Pham quit United when, as he chronicles in another of the book's ironically funny passages, he realized he would never fit in as the "good Oriental ... good worker ... [g]reat in math, the engineering stuff" his boss expected of him. Instead, he began honing his writing skills as a freelancer. In all, he wrote for nine years, producing one unpublished novel and a whole host of reviews, before the publication of Catfish and Mandala.
But amazingly for a man who plays words like the finest instrument, he seems irrepressibly self-conscious about his writing abilities and laments that he holds no formal training in writing and belongs to no writers' groups. And most remarkably: "I'm not really conversant with English," he says.
He took a year off work to write Catfish and Mandala. By the time he was finished, he was down to his last $40. Though publication has not changed Pham's unpretentious nature, it has given a bit of breathing space to his lifestyle. He expects to make enough money from the book to last a year or two. Presently living in Portland, Ore., he says he will spend the next couple of years in Mexico, working on a second novel. He has some ideas for the next book, but won't reveal them.
War Wounds
PHAM ADMITS that the writing of Catfish and Mandala was a personal catharsis. But although his book is an account of Pham's own reconciliation with his past and his ethnic background, it also opens a doorway of healing of the great wounds in the souls of all those people touched in one way or another by the war in Vietnam. Pham's own father had once commanded 2,000 propagandists for the South Vietnamese army, and Pham's early sympathies were clearly anti-Communist.
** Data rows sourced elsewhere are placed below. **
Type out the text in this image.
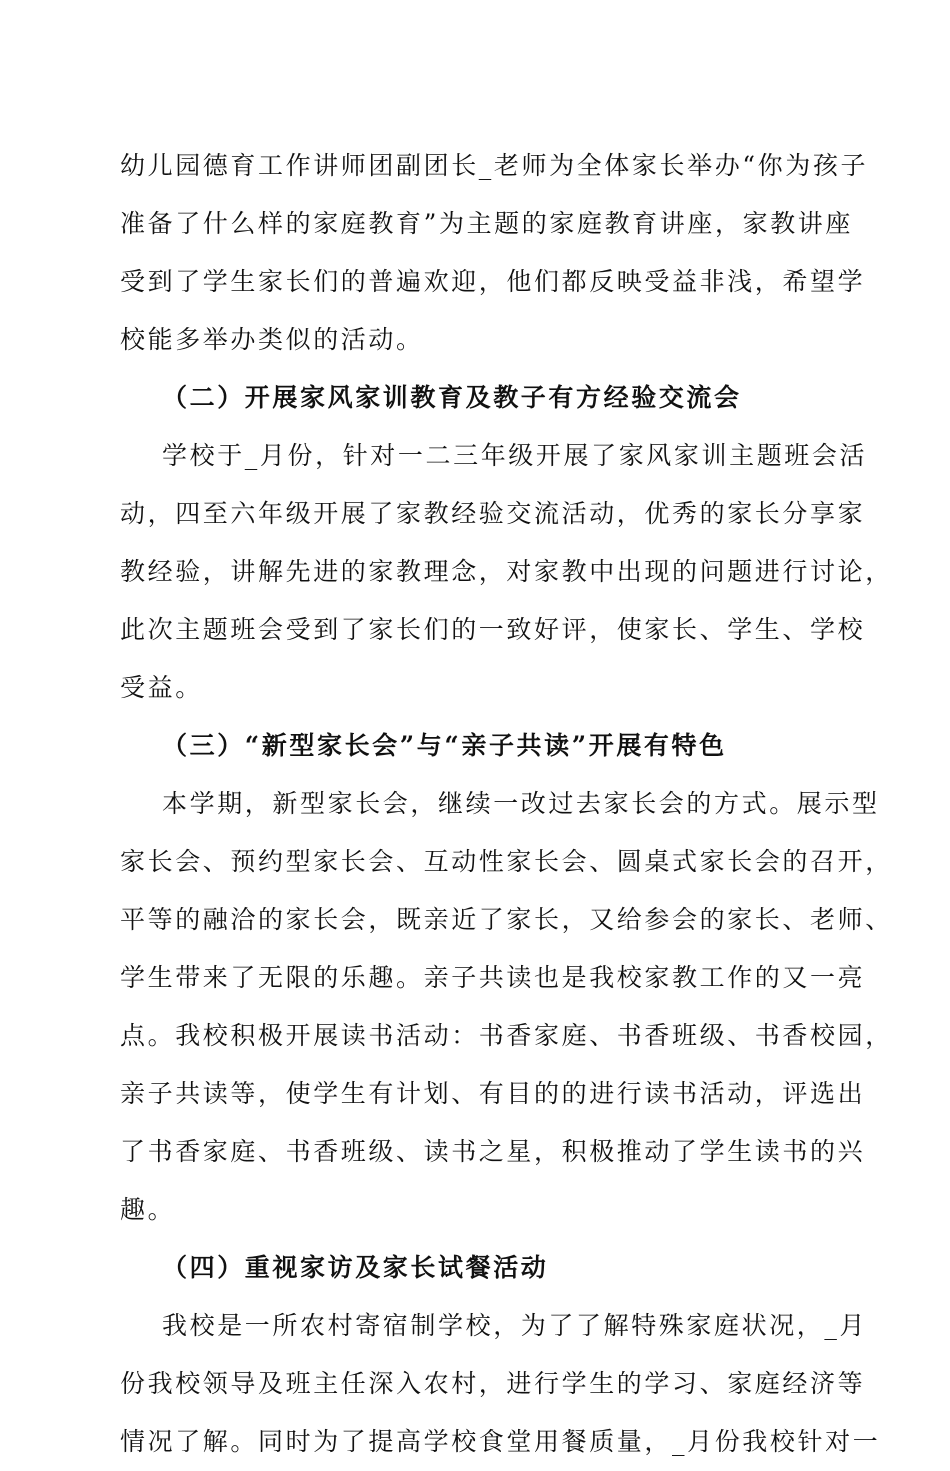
幼儿园德育工作讲师团副团长_老师为全体家长举办“你为孩子
准备了什么样的家庭教育”为主题的家庭教育讲座，家教讲座
受到了学生家长们的普遍欢迎，他们都反映受益非浅，希望学
校能多举办类似的活动。
（二）开展家风家训教育及教子有方经验交流会
学校于_月份，针对一二三年级开展了家风家训主题班会活
动，四至六年级开展了家教经验交流活动，优秀的家长分享家
教经验，讲解先进的家教理念，对家教中出现的问题进行讨论，
此次主题班会受到了家长们的一致好评，使家长、学生、学校
受益。
（三）“新型家长会”与“亲子共读”开展有特色
本学期，新型家长会，继续一改过去家长会的方式。展示型
家长会、预约型家长会、互动性家长会、圆桌式家长会的召开，
平等的融洽的家长会，既亲近了家长，又给参会的家长、老师、
学生带来了无限的乐趣。亲子共读也是我校家教工作的又一亮
点。我校积极开展读书活动：书香家庭、书香班级、书香校园，
亲子共读等，使学生有计划、有目的的进行读书活动，评选出
了书香家庭、书香班级、读书之星，积极推动了学生读书的兴
趣。
（四）重视家访及家长试餐活动
我校是一所农村寄宿制学校，为了了解特殊家庭状况，_月
份我校领导及班主任深入农村，进行学生的学习、家庭经济等
情况了解。同时为了提高学校食堂用餐质量，_月份我校针对一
But the most moving accounts of the book are his encounters with an aging, one-legged Viet Cong veteran and with an American soldier in the Mexican desert, melancholy with guilt over his role in the war. Of the American veteran Pham writes, "His Viking face mashes up, twisting like a child's just before the first bawl. It doesn't come. Instead words cascade out, disjointed sentences, sputtering incoherence that at the initial rush sound like a drunk's ravings. Nameless faces. Places. Killings. He bleeds it out, airs it into the flames, pours it on me."
"Tell them about me," the soldier says when Pham outlines his pending trip to Vietnam. "Tell them about my life. ... Tell them I'm sorry."
Nearly a year and a half and a world away, Pham's book recounts the Viet Cong veteran's answer: "No, I do not hate the American soldiers. Who are they? They were boys, as I was. ... These hills where I've killed Vietnamese and Americans. I see these hills every day. I can make my peace with them. For Americans, it was an alien place then as it is an alien place to them now. These hills were the land of their nightmares then as they are now. The land took their spirit. Tell [your friend]. ... There is nothing to forgive. [H]e is welcome here. Come and I shall drink tea with him, welcome him like a brother."
Pham appears to have no ax to grind--no political agenda to push--only a deep desire to seek out the truth in his own existence and lay it bare for himself. If in the process he lays the truth bare for the rest of the world, that is so much the better. The larger purpose to his writing appears to be a search for reconciliation through understanding. In this, there should be no surprise. It is almost certainly those who have suffered the most through the ghastliness of war who can best show us the difficult pathway to peace.